Abuse the Court as a tools for CPP to send political opponents and journalists to jail.
Abuse of Power
Abuse the Laws
Abuse the National Election Committee
Abuse the National Assembly
Violate the Laws
Violate the Constitution
Violate the Paris Accords
Impunity
Persecution
Unlawful Detention
Death in custody.

Under the Cambodian People's Party Hun Sen Khmer Rouge Regime, no criminals that has been committed crimes against journalists, political opponents, leaders of the Free Trade Union, innocent men, women and children have ever been brought to justice. 

Anonymous said...

In deed positive change should be welcome and applauded whether it comes from within or without. Culture and civilisation take centuries to build, but a little violence and ill will to destroy.

Civil wars might have ended some years ago, but their legacies remain through social practices and habits forged and shaped in the course of those conflicts. Nor should such facts be exploited as pretext for delaying much desperately needed reforms and improvements. Even within the restriction of a partisan political system if there is room for change that is beneficial to the nation and people, one should make maximum use of that space and give appropriate credit to the authority or person navigating that transformation. Positive change like random acts of kindness or compassion can produce multiplying ripples or consequences conducive to the general betterment of social life.

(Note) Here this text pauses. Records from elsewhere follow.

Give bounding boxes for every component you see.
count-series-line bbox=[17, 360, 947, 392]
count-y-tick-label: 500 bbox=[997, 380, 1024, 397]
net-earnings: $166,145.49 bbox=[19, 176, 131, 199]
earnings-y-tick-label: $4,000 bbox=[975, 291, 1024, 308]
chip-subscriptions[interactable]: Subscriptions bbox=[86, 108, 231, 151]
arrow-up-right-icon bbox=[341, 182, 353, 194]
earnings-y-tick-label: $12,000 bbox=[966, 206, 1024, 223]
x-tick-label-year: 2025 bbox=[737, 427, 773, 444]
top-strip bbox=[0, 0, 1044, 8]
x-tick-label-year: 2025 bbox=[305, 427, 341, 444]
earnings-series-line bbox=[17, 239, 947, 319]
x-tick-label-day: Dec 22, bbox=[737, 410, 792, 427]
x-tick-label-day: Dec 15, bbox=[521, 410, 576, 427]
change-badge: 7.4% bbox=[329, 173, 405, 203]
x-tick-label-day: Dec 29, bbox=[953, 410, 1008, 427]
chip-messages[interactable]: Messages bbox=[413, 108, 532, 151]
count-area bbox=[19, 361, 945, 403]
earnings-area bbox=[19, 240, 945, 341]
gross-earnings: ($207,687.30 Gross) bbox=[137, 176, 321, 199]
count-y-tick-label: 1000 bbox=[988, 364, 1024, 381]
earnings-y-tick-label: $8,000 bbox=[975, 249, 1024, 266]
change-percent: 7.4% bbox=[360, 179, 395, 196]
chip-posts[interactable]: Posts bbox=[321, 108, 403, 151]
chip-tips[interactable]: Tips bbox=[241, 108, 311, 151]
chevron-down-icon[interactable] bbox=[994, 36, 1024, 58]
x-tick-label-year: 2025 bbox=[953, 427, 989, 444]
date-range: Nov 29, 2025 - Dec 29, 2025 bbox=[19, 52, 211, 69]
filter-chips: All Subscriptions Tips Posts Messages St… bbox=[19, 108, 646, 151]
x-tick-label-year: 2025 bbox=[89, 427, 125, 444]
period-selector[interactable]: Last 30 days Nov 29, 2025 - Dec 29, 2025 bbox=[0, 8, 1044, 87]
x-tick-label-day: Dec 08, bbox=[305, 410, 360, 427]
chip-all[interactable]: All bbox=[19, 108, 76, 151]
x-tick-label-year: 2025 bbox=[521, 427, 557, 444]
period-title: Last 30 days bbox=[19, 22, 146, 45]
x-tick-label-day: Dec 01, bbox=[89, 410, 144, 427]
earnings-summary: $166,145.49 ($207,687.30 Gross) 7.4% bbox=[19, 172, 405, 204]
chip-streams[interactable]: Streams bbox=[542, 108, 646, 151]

In many ways the personality of Cambodia's leaders is largely intertwined with the prestige and status of Cambodia itself on the regional and wider international stage. Mercurial moods and constant shifts and oscillations in policy decisions were, during Prince Sihanouk's era, a reflection of international pressures that had been brought to bear on his regime in the sixties much as the current one has been forced to make U- turn in diplomacy towards Bangkok in light of Thailand's ongoing turmoil.

The silent and wholesale destruction of Cambodia's forest has been an almost forgotten tragedy, an ecological genocide of this once beautiful pastoral land despite calls from civil groups, including this writer, for a halt to the devastation since the early nineties. It only takes casual curiosity or simple deduction to work out the delicate and critical symbiosis between humans and their natural environment. It is not impossible to re-grow a forest, but it would take decades to bring it about - if not longer - where tropical hard woods are concerned.

In Cambodia, it is not just the big trees that have been felled, but in many cases, this is followed by the clearing of surrounding vegetations to make way for rubber plantations or other commercial schemes. One Minister of Agriculture argued on the floor of the National Assembly that forest clearing was necessary adjustment in line with experience of other countries that gear their domestic agricultural logistics to meet world market demands such as the price of rubber. If this is the principal factor/justification in deforestation strategy, we need to find out what or how much revenue has the government derived from this development in the last 2-3 decades, what compensation has been granted to indigenous people for the loss of their food sources and livelihood traditionally supported by the local forest, what is the projected yield of the plantations within the foreseeable future in terms of public income, to which the Minister alluded and so forth.

There are signs that Mr Hun Sen is not entirely happy with some of his ministers, if so, perhaps, he himself has been misled by them all along. This is one of the drawbacks to be found in a monolithic system or style of leadership: the person at the top gets to read only the kind of report he expects to read because the contents of the report are meant to please the reader and highlight the achievements of the reporter, not to incriminate himself.

It is imperative, therefore, that individuals within the system with the right intentions and access get the right messages across to the One at the top before those clever self-serving yes-men cast their spell on Him first.

Anyway, just do the right thing and the Khmer people will always stand by you.

Sorry if this message depresses anyone on the occasion of the traditional New Year.

Peace and kindest wishes to all Khmers and non-Khmers.